Submission to a Bill amending the Marine and Coastal Area Act have now closed. In its submission, the Northland Regional Council (NRC) said it opposed the changes that would reaffirm Palriaments intention when the Act was passed in 2012, and prevent the courts "reinterpreted" purpose of the Act which substantially lowered the test for granting Customary Marine Title (CMT) from becoming a precedent for the hundreds of claims that have yet to be heard.
They NRC says:
“The Bill would severely limit the CMT regime…as a result of the amended tests for exclusive use and occupation and the definition of substantial interruption – these in combination set an unfeasible bar for most applications to succeed.”
They say the Bill risks “undermining
relationships between tangata whenua and the Crown and the broader community
with potential flow on effects for local government relationships.“
Clearly, the NRC wants most of the
marine and foreshore area to pass into customary title.

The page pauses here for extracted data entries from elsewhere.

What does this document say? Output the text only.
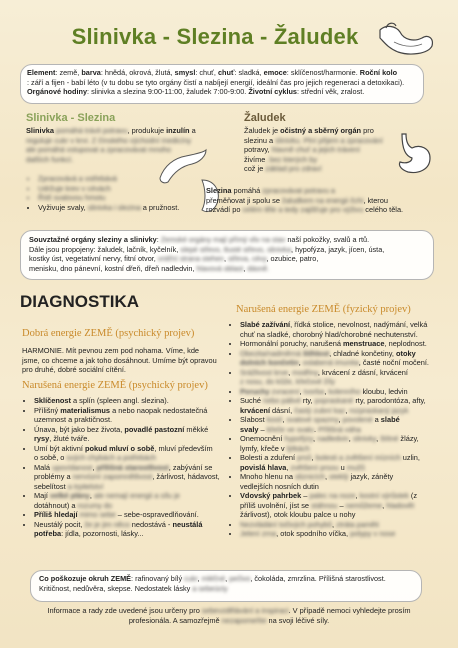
Slinivka - Slezina - Žaludek
Element: země, barva: hnědá, okrová, žlutá, smysl: chuť, chuť: sladká, emoce: sklíčenost/harmonie. Roční kolo
: září a fijen - babí léto (v tu dobu se tyto orgány čistí a nabíjejí energií, ideální čas pro jejich regeneraci a detoxikaci).
Orgánové hodiny: slinivka a slezina 9:00-11:00, žaludek 7:00-9:00. Životní cyklus: střední věk, zralost.
Slinivka - Slezina
Slinivka pomáhá trávit potravu, produkuje inzulín a
reguluje cukr v krvi. Z čínského východní medicíny
ale pomáhá vstupovat a zpracovávat mnoho
dalších funkcí.
• Zpracovává a vstřebává
• Udržuje krev v cévách
• Řídí svalovou hmotu
• Vyživuje svaly, slinivka i slezina a pružnost.
Žaludek
Žaludek je očistný a sběrný orgán pro
slezinu a slinivku. Plní přijem a zpracování
potravy, hlavně chuť a jejich trávení
živíme, bez kterých by
což je základ pro zdraví
Slezina pomáhá zpracovávat potravu a
přeměňovat ji spolu se žaludkem na energii čchi, kterou
rozvádí po celém těle a tedy zajišťuje pro výživu celého těla.
Souvztažné orgány sleziny a slinivky: Zemské orgány mají přímý vliv na stav naší pokožky, svalů a rtů.
Dále jsou propojeny: žaludek, lačník, kyčelník, slepé střevo, tlusté střevo, slinivka, hypofýza, jazyk, jícen, ústa,
kostky úst, vegetativní nervy, fitní otvor, vnitřní strana stehen, střeva, cévy, ozubice, patro,
menisku, dno pánevní, kostní dřeň, dřeň nadledvin, hlavová oblast, dásně.
DIAGNOSTIKA
Dobrá energie ZEMĚ (psychický projev)
HARMONIE. Mít pevnou zem pod nohama. Víme, kde
jsme, co chceme a jak toho dosáhnout. Umíme být opravou
pro druhé, dobré sociální cítění.
Narušená energie ZEMĚ (psychický projev)
• Sklíčenost a splín (spleen angl. slezina).
• Přílišný materialismus a nebo naopak nedostatečná
uzemnost a praktičnost.
• Únava, být jako bez života, povadlé pastozní měkké
rysy, žluté tváře.
• Umí být aktivní pokud mluví o sobě, mluví především
o sobě, o svých chybách a potřebách
• Malá upovídanost, přílišná starostlivost, zabývání se
problémy a nervózní zapomnětlivost, žárlivost, hádavost,
sebelítost a trpitelství
• Mají velké plány, ale nemají energii a sílu je
dotáhnout) a rozumy do
• Příliš hledají mimo sebe – sebe-ospravedlňování.
• Neustálý pocit, že je jim něco nedostává - neustálá
potřeba: jídla, pozornosti, lásky...
Narušená energie ZEMĚ (fyzický projev)
• Slabé zažívání, řídká stolice, nevolnost, nadýmání, velká
chuť na sladké, chorobný hlad/chorobné nechutenství.
• Hormonální poruchy, narušená menstruace, neplodnost.
• Obezita/nadměrná štíhlost, chladné končetiny, otoky
dolních končetin, oslabená imunita, časté noční močení.
• Srážlivost krve, modřiny, krvácení z dásní, krvácení
z nosu, do kůže, křečové žíly
• Poruchy zvracení, tvorba, kolenního kloubu, ledvin
• Suché nebo pálivé rty, popraskané rty, parodontóza, afty,
krvácení dásní, častý zubní kaz, rozpraskaný jazyk
• Slabost kostí, svalové spazmy, povolené a slabé
svaly – křeče ve svalu. Přílišná váha
• Onemocnění hypofýzy, nadledvin, slinivky, štítné žlázy,
lymfy, křeče v lýtkách
• Bolesti a zduření prsů, bolesti a zvětšení mízních uzlin,
povislá hlava, zvětšení prsou u mužů
• Mnoho hlenu na sliznicích, oteklý jazyk, záněty
vedlejších nosních dutin
• Vdovský pahrbek – palec na noze, kostní výrůstek (z
příliš uvolnění, jíst se stáhnou – nemůžeme, hladovět
žárlivost), otok kloubu palce u nohy
• Nezvládání točivých pohybů, ztráta paměti
• Jelení zrna, otok spodního víčka, polypy v nose
Co poškozuje okruh ZEMĚ: rafinovaný bílý cukr, mléčné, pečivo, čokoláda, zmrzlina. Přílišná starostlivost.
Kritičnost, nedůvěra, skepse. Nedostatek lásky a sebeúcty
Informace a rady zde uvedené jsou určeny pro sebevzdělávání a inspiraci. V případě nemoci vyhledejte prosím
profesionála. A samozřejmě nezapomeňte na svoji léčivé síly.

Let’s be clear about what this means in practice. Customary title would give Maori the right to veto all resource consents in their area - no new commercial activities could happen without their consent. They would also have the right to impose wāhi tapu which would prevent all users from an area (except those exercising customary fishing rights!). Many of the applications for customary title are seeking wāhi tapu over significant parts of their claimed area and in some cases all of the area.
Did they even ask the community for feedback before making their submissions? No.
The question must now be
asked who does the NRC represent? Maori or everyone?